O comandante alegou que não tinha a intenção de mudar o voto de nenhum ministro. Àquela altura, o mistério envolvia a posição da ministra Rosa Weber, que decidiria a votação.  Para o general, poderia haver um “sentimento generalizado de insatisfação” dentro do Exército caso o resultado do julgamento fosse favorável a Lula. Mas, segundo ele, a disciplina continuaria inalterada.

Além do tuíte em si, o general contou no livro que implantou no Exército uma nova estratégia de comunicação. O objetivo era normalizar posições políticas da força. “Estabeleci como meta que o Exército voltasse a ser ouvido com naturalidade. Teríamos de romper um patrulhamento que agia toda vez que um militar se pronunciava, rotulando de imediato como quebra da disciplina ou ameaça de golpe.”

Esse planejamento se deu com o general Rêgo Barros, que era chefe do Centro de Comunicação Social do Exército (CComSEx) e depois foi porta-voz do governo de Jair Bolsonaro. Deixou o cargo em outubro de 2020, depois de ter suas funções esvaziadas, e tornou-se crítico do governo.

General fala de combate ao ‘politicamente correto’ para explicar Bolsonaro

Villas Bôas também comentou no livro a eleição de Jair Bolsonaro e seu governo, repleto de militares. Segundo o ex-comandante, a vitória eleitoral do ex-capitão do Exército se deu por causa da ênfase ao “combate ao politicamente correto”. Apesar de vago e sem lastro acadêmico, o termo tem sido usado nos últimos anos para criticar supostos filtros impostos a determinados assuntos.

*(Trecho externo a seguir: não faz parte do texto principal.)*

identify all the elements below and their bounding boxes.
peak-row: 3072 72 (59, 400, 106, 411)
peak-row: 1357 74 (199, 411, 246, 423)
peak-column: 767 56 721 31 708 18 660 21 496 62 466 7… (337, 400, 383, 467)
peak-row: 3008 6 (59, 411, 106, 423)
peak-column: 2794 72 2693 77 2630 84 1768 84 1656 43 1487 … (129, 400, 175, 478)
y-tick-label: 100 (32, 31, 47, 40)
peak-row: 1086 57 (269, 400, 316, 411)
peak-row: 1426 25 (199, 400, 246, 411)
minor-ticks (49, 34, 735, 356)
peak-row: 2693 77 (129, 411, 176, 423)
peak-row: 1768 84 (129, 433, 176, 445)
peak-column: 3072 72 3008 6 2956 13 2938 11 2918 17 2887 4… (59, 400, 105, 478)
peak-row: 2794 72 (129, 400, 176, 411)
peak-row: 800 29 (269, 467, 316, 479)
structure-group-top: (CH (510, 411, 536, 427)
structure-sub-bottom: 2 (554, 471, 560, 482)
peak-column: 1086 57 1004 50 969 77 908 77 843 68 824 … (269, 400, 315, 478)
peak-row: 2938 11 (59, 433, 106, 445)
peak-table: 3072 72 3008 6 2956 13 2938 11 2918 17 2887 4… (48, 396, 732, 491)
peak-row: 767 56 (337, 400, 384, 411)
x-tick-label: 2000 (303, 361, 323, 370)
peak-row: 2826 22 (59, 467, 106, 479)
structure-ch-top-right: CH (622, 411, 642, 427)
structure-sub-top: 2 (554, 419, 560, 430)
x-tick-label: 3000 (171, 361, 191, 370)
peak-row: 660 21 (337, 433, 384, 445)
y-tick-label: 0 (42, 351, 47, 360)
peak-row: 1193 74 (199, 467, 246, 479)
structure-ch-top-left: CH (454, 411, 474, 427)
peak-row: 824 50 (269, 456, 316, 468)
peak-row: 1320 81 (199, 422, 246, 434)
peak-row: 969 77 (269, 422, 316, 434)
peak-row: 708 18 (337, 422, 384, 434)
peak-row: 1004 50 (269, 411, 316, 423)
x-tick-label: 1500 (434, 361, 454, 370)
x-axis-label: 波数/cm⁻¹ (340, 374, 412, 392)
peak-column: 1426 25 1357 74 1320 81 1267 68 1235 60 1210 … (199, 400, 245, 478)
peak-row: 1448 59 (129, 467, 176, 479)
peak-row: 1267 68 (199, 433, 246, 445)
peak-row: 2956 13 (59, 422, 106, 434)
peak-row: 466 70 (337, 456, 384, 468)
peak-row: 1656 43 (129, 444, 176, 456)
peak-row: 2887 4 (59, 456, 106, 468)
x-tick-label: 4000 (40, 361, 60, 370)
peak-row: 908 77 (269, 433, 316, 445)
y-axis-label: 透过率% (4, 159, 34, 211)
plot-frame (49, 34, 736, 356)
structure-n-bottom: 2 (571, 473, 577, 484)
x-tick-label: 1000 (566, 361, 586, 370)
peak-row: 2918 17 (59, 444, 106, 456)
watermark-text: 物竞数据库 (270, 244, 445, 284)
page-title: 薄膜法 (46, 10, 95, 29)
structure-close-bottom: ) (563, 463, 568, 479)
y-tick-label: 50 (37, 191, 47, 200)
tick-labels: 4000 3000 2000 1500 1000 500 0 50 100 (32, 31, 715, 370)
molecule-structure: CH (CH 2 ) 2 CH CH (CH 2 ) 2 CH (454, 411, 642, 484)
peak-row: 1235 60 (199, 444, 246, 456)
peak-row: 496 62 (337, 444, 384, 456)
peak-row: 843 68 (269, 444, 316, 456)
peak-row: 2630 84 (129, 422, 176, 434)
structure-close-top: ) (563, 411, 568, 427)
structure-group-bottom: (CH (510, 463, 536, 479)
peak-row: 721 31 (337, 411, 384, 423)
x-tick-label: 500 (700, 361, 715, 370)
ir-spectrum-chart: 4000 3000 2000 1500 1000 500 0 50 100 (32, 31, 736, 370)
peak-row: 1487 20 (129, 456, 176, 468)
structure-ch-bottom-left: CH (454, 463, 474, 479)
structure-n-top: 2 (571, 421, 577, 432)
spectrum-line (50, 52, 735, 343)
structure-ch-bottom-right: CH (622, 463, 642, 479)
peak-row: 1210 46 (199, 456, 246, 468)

“Bolsonaro deu ênfase ao combate ao politicamente correto, do qual a população estava cansada. A Globo, reino do politicamente correto, foi o mais importante cabo eleitoral do presidente eleito”, opina.

O general diz que o presidente Bolsonaro despertou entusiasmo entre os militares por manifestar certas posições até então esquecidas, “indo ao encontro da ansiedade de muitos”. Perguntado se Fernando Haddad conseguiria assumir sem problemas o governo caso vencesse a eleição, Villas Bôas garantiu que sim.

Para o comandante, o governo Bolsonaro não representa uma volta dos militares ao poder, mesmo havendo generais em altos postos. As nomeações e exonerações, diz, não têm relação com o Exército como instituição.

Demonstrando alinhamento com o governo, o general defende um dos ministros civis mais controversos: Ricardo Salles, do Meio Ambiente. Para Villas Bôas, Salles é alvo de um “massacre de acusações” com origem “até mesmo no exterior”. O ex-comandante disse que o ministro “corajosamente, desde que assumiu sua pasta, vem lutando para desmontar estruturas aparelhadas, ineficientes e corrompidas, que criaram um ambiente favorável à dissipação de recursos financeiros, sem que se produzam os efeitos pretendidos”.

Villas Bôas relatou ainda insatisfação do Exército com a presidente Dilma Rousseff. Além de citar as acusações de corrupção e a deterioração econômica, mencionou com desgosto a Comissão da Verdade. O grupo foi criado para apurar os crimes do Estado brasileiro na ditadura militar.

Sem reconhecer a culpa dos militares pelo regime de exceção responsável por torturas e desaparecimento de opositores, o ex-comandante atribuiu o período à Guerra Fria e criticou a luta armada. Para Villas Bôas, a Comissão da Verdade soou como um “revanchismo” dos derrotados pelo regime militar.